Au temps de la remonte...

La Révolution française de 1789-1793 a vidé et confisqué les abbayes, les couvents, les monastères et tous les établissements abritant des congrégations religieuses. En y installant des dépôts d'étalons et des dépôts de remonte militaire, Napoléon 1er en a sauvé un certain nombre entre 1806 et 1814. De très nombreux autres établissements sont devenus des carrières de pierres et ont disparu. Les évolutions stratégiques, politiques et techniques des armées et des haras nationaux font que certains de ces édifices historiques seront progressivement et à nouveau en grand danger. 

Pour accueillir, héberger, dresser, exercer, travailler, présenter des chevaux et loger les hommes qui les choyaient, de tout temps il a fallu construire des arènes, des cirques et donc des écuries. Plus près de nous, le XVIIe siècle leur a construit des palais, le XVIIIe siècle des cours, le XIXe siècle des quartiers, le XXe siècle des sites et des pôles. Le XXIe siècle naissant lui dédie, à nouveau, des stades, des parcs et des complexes.

Quoi qu'il en soit, le cheval, cet animal sauvage contenu par l'homme et, aujourd'hui, surtout par la femme, lui impose, au quotidien, des contraintes, des astreintes, des nuits blanches, des aigreurs et autres esclavages appelés « loisirs ». Mais que deviennent nos écuries de pierre où les étalons de l'État servaient les stratégies militaires ?

Besançon, Blois, Corbigny, Langonnet, Le Bec-Hellouin, Montier-en-Der, Saint-Lô, Villeneuve-sur-Lot, Aurillac, Rodez, Cluny, Charleville, Annecy, Angers, Braisne, Caen, Saintes, Guingamp et bien d'autres... Les effets et les conséquences de la Révolution française de 1789 ont entraîné la chasse aux religieux et la confiscation des monastères, couvents, abbayes, chapelles et oratoires.

Ces immeubles, devenus biens nationaux ou communaux, étaient voués à être exploités en carrières de pierres dans leur très grande majorité lorsque, entre 1797 et 1814, le Général Bonaparte, devenu Premier Consul puis l'Empereur Napoléon Ier en fit investir (et sauver !) une douzaine pour y installer des dépôts d'étalons et autant d'autres pour y loger des dépôts de remonte militaire.

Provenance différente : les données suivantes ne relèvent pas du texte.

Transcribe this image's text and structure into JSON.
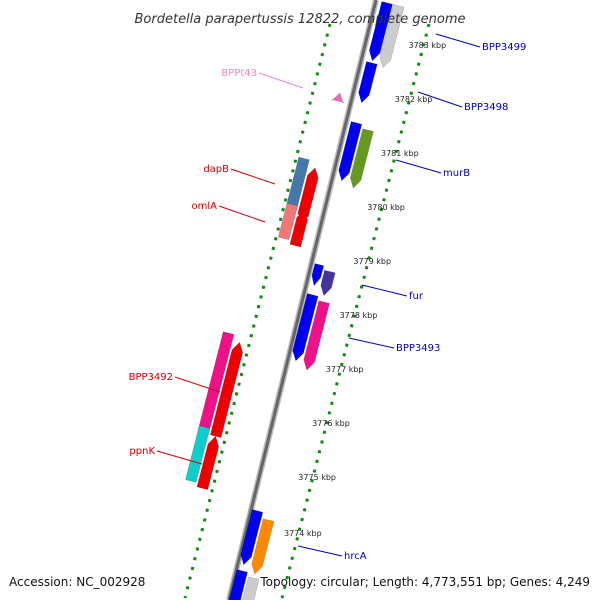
{
  "title": "Bordetella parapertussis 12822, complete genome",
  "accession": "Accession: NC_002928",
  "summary": "Topology: circular; Length: 4,773,551 bp; Genes: 4,249",
  "scale_labels": [
    {
      "label": "3783 kbp",
      "kbp": 3783
    },
    {
      "label": "3782 kbp",
      "kbp": 3782
    },
    {
      "label": "3781 kbp",
      "kbp": 3781
    },
    {
      "label": "3780 kbp",
      "kbp": 3780
    },
    {
      "label": "3779 kbp",
      "kbp": 3779
    },
    {
      "label": "3778 kbp",
      "kbp": 3778
    },
    {
      "label": "3777 kbp",
      "kbp": 3777
    },
    {
      "label": "3776 kbp",
      "kbp": 3776
    },
    {
      "label": "3775 kbp",
      "kbp": 3775
    },
    {
      "label": "3774 kbp",
      "kbp": 3774
    }
  ],
  "gene_labels": [
    {
      "text": "BPP3499",
      "strand": "forward",
      "color": "#0000aa"
    },
    {
      "text": "BPP3498",
      "strand": "forward",
      "color": "#0000aa"
    },
    {
      "text": "murB",
      "strand": "forward",
      "color": "#0000aa"
    },
    {
      "text": "fur",
      "strand": "forward",
      "color": "#0000aa"
    },
    {
      "text": "BPP3493",
      "strand": "forward",
      "color": "#0000aa"
    },
    {
      "text": "hrcA",
      "strand": "forward",
      "color": "#0000aa"
    },
    {
      "text": "BPPt43",
      "strand": "reverse",
      "color": "#ee88cc"
    },
    {
      "text": "dapB",
      "strand": "reverse",
      "color": "#cc0000"
    },
    {
      "text": "omlA",
      "strand": "reverse",
      "color": "#cc0000"
    },
    {
      "text": "BPP3492",
      "strand": "reverse",
      "color": "#cc0000"
    },
    {
      "text": "ppnK",
      "strand": "reverse",
      "color": "#cc0000"
    }
  ],
  "colors": {
    "cds_forward": "#0000ee",
    "cds_reverse": "#ee0000",
    "gene_pink": "#ee1188",
    "gene_steelblue": "#4477aa",
    "gene_olive": "#669922",
    "gene_salmon": "#ee7777",
    "gene_cyan": "#11cccc",
    "gene_indigo": "#443399",
    "gene_orange": "#ff8800",
    "gene_grey": "#cccccc",
    "trna": "#ee66bb",
    "backbone": "#777777",
    "ticks": "#118811",
    "forward_line": "#0000cc",
    "reverse_line": "#cc0000"
  }
}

Après visites et expertises de certains sites, il fut très vite décidé qu'un cloître pouvait servir de manège en son centre et de cheminement couvert pour promener les étalons en main en périphérie, voire de boxes en le cloisonnant et en installant des portes dans les arcades. Qu'un réfectoire équipé de bas-flancs devenus stalles pouvait accueillir une vingtaine de chevaux. Que l'église, qui avait été débarrassée de son mobilier et de ses ornements, pouvait servir de grange à fourrage et d'écurie. Que les cellules des moines serviraient de chambres aux palefreniers et le logis des hôtes de logements pour le directeur et les officiers. Les prairies, les bois, les jardins, les puits, les étangs, la rivière et les annexes assureront les compléments d'intendance.

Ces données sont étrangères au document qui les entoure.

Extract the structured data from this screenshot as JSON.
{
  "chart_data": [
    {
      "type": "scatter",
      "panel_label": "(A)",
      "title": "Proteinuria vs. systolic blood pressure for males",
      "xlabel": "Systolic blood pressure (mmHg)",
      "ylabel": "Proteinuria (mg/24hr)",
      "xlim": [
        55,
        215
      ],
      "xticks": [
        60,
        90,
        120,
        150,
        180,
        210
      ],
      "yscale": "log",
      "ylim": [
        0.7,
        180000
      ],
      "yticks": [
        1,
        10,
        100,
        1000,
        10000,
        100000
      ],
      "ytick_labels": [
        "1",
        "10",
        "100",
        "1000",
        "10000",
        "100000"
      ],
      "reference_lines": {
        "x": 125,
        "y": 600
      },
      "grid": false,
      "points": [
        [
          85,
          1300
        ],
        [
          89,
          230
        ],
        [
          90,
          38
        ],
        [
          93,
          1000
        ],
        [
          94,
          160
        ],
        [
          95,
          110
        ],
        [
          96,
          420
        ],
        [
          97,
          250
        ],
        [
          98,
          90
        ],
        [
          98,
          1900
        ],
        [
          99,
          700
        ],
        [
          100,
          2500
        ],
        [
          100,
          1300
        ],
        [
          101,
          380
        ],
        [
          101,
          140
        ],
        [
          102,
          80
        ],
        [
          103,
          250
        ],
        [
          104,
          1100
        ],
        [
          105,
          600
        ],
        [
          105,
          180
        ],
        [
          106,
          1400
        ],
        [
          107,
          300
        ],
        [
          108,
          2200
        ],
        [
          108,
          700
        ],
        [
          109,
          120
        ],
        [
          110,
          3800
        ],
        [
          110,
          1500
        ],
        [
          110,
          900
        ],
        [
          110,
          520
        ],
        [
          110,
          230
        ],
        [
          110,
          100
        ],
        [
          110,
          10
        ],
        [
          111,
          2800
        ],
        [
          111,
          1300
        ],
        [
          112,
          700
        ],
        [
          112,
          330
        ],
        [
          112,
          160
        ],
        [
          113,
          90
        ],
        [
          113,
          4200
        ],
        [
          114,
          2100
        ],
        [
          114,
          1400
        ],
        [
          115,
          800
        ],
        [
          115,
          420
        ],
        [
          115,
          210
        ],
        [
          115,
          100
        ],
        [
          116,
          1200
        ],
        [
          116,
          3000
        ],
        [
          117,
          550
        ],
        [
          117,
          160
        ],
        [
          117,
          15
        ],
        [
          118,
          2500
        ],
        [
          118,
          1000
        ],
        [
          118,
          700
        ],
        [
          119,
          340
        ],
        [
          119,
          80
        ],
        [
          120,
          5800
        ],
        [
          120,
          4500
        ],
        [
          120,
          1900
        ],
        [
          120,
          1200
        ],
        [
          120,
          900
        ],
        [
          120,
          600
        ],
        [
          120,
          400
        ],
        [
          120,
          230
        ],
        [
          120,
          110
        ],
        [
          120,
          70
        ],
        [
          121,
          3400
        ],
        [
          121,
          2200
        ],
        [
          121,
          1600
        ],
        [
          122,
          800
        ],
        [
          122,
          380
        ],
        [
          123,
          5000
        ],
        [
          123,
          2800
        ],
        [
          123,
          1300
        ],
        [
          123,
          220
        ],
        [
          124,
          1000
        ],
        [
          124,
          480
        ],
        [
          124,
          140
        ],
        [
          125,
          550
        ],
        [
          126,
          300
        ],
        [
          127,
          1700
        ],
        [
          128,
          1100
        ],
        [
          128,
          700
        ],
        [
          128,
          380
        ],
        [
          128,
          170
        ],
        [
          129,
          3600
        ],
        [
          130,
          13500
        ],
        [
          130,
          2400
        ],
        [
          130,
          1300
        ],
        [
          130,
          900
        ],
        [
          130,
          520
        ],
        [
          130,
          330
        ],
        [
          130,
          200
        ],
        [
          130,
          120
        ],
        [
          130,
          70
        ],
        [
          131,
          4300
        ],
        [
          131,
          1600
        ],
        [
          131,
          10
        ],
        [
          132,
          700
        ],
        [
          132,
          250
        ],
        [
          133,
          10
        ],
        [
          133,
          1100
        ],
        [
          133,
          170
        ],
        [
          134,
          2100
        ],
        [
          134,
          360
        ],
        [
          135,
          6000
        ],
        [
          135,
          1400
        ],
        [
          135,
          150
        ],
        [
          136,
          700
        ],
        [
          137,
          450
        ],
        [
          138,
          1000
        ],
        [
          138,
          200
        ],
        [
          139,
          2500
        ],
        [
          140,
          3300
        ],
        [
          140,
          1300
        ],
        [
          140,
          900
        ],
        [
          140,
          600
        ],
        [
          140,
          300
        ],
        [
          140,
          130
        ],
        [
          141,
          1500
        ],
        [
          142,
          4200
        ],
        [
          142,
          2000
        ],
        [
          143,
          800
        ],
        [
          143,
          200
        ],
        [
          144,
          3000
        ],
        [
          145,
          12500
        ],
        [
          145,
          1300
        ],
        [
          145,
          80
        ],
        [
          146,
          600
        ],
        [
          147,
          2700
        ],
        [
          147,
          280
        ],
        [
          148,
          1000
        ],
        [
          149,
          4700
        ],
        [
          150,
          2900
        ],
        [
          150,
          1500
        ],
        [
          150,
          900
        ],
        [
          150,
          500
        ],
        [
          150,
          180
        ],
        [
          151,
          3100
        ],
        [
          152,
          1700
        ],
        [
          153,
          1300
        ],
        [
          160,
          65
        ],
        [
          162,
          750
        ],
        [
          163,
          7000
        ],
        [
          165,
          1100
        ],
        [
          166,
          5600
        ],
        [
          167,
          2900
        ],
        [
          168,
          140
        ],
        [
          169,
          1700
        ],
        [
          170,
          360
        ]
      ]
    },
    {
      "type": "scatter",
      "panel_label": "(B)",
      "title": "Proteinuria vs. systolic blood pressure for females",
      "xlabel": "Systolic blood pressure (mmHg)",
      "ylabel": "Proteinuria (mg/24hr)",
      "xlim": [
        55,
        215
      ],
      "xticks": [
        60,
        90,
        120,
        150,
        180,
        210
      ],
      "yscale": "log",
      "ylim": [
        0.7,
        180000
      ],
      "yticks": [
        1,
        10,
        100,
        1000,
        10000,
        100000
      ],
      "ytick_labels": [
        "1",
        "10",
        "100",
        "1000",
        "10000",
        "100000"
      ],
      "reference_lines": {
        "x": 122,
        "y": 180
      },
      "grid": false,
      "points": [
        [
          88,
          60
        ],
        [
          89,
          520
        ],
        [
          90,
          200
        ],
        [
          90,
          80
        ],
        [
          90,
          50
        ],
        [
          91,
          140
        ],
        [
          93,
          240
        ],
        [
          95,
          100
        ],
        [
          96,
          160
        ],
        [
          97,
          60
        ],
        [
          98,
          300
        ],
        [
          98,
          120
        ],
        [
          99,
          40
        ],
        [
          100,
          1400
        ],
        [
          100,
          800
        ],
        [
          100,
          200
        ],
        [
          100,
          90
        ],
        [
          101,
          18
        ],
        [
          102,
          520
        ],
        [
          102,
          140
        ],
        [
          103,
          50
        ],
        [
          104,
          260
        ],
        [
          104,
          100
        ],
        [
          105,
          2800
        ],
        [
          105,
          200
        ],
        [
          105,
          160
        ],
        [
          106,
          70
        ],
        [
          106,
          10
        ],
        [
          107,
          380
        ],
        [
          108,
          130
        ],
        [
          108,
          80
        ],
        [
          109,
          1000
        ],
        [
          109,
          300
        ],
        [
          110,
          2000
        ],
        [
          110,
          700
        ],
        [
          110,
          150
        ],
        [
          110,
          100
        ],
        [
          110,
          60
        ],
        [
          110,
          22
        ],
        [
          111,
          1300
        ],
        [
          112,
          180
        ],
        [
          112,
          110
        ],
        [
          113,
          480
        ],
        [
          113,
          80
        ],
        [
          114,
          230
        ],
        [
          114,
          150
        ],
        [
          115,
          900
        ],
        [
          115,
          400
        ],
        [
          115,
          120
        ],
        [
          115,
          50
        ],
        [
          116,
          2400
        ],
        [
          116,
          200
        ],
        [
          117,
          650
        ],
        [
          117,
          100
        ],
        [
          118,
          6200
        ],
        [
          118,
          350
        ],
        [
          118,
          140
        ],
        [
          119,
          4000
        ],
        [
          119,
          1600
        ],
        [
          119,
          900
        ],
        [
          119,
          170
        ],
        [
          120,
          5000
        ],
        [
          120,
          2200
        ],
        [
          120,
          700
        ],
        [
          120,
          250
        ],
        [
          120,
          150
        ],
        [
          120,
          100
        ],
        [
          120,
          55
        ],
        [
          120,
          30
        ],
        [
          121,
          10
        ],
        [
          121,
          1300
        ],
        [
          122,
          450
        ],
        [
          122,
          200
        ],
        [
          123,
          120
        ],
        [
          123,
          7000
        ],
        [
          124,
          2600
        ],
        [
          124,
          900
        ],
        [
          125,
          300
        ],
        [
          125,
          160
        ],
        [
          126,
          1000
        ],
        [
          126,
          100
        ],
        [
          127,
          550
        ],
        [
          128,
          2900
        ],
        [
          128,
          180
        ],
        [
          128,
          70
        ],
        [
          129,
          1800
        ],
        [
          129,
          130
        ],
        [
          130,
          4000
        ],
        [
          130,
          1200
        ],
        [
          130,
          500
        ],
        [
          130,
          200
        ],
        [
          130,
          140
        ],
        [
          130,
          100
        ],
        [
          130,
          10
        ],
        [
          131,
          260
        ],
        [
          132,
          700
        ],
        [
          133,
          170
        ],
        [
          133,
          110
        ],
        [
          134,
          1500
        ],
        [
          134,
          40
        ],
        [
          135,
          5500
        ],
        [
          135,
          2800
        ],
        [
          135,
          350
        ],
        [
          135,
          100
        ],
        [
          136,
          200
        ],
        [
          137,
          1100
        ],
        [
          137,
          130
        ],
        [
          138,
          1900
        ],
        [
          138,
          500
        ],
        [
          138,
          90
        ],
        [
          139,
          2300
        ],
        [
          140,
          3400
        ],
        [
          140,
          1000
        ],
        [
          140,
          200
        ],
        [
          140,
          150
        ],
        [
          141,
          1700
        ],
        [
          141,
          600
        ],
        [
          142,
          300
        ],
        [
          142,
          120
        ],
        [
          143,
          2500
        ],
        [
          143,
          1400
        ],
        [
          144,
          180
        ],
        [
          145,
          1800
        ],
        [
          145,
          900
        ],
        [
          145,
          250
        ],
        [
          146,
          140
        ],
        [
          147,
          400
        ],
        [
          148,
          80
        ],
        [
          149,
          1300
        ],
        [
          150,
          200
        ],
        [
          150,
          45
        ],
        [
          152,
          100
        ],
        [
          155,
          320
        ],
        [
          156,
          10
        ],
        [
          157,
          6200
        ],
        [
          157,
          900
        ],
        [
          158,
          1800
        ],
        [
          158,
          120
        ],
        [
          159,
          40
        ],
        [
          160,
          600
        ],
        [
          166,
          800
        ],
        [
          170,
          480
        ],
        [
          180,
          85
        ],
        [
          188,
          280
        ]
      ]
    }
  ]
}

Déjà à Besançon dès 1754, après le rattachement de la Franche-Comté à la France, un premier dépôt d'étalons avait été aménagé dans l'ancien couvent des Dominicains. L'église était équipée de cinq stalles dans l'abside, d'une réserve à fourrage dans le chœur, de deux fois 14 stalles dans la nef et d'une infirmerie de 10 stalles dans l'entrée et le bas de l'édifice. Chacun de ces quatre locaux cloisonnés était judicieusement aménagé dans le travers du bâtiment avec des portes indépendantes percées dans les murs des bas-côtés. Cet établissement, vieillissant et à l'étroit, sera déplacé à Pontarlier, puis à Jussey et enfin dans le quartier de la Butte à Besançon en 1852, sur son site actuel. Agrandi en 1914, incendié en 1946, il sera reconstruit en 1952.

En 1802, Napoléon fait transformer une partie de l'abbaye du Bec-Hellouin (Seine-Maritime) en un dépôt d'étalons, dépendant du Haras du Pin (fig. n°1). Il abritera jusqu'à quelque cinquante étalons. On installa des stalles dans l'église abbatiale et dans le réfectoire mauriste qui, du coup, deviendra la grande écurie. L'intérieur du cloître du XVIIe siècle servira de manège, ses arcades seront cloisonnées et transformées en boxes. On y adjoindra en 1831, dans d'autres locaux, une succursale du dépôt de remonte militaire de Caen.

Après la fermeture du dépôt d'étalons puis du dépôt de remonte militaire du Bec Hellouin, ce qui restera de l'abbaye sera définitivement rendu à des religieux à partir de 1947.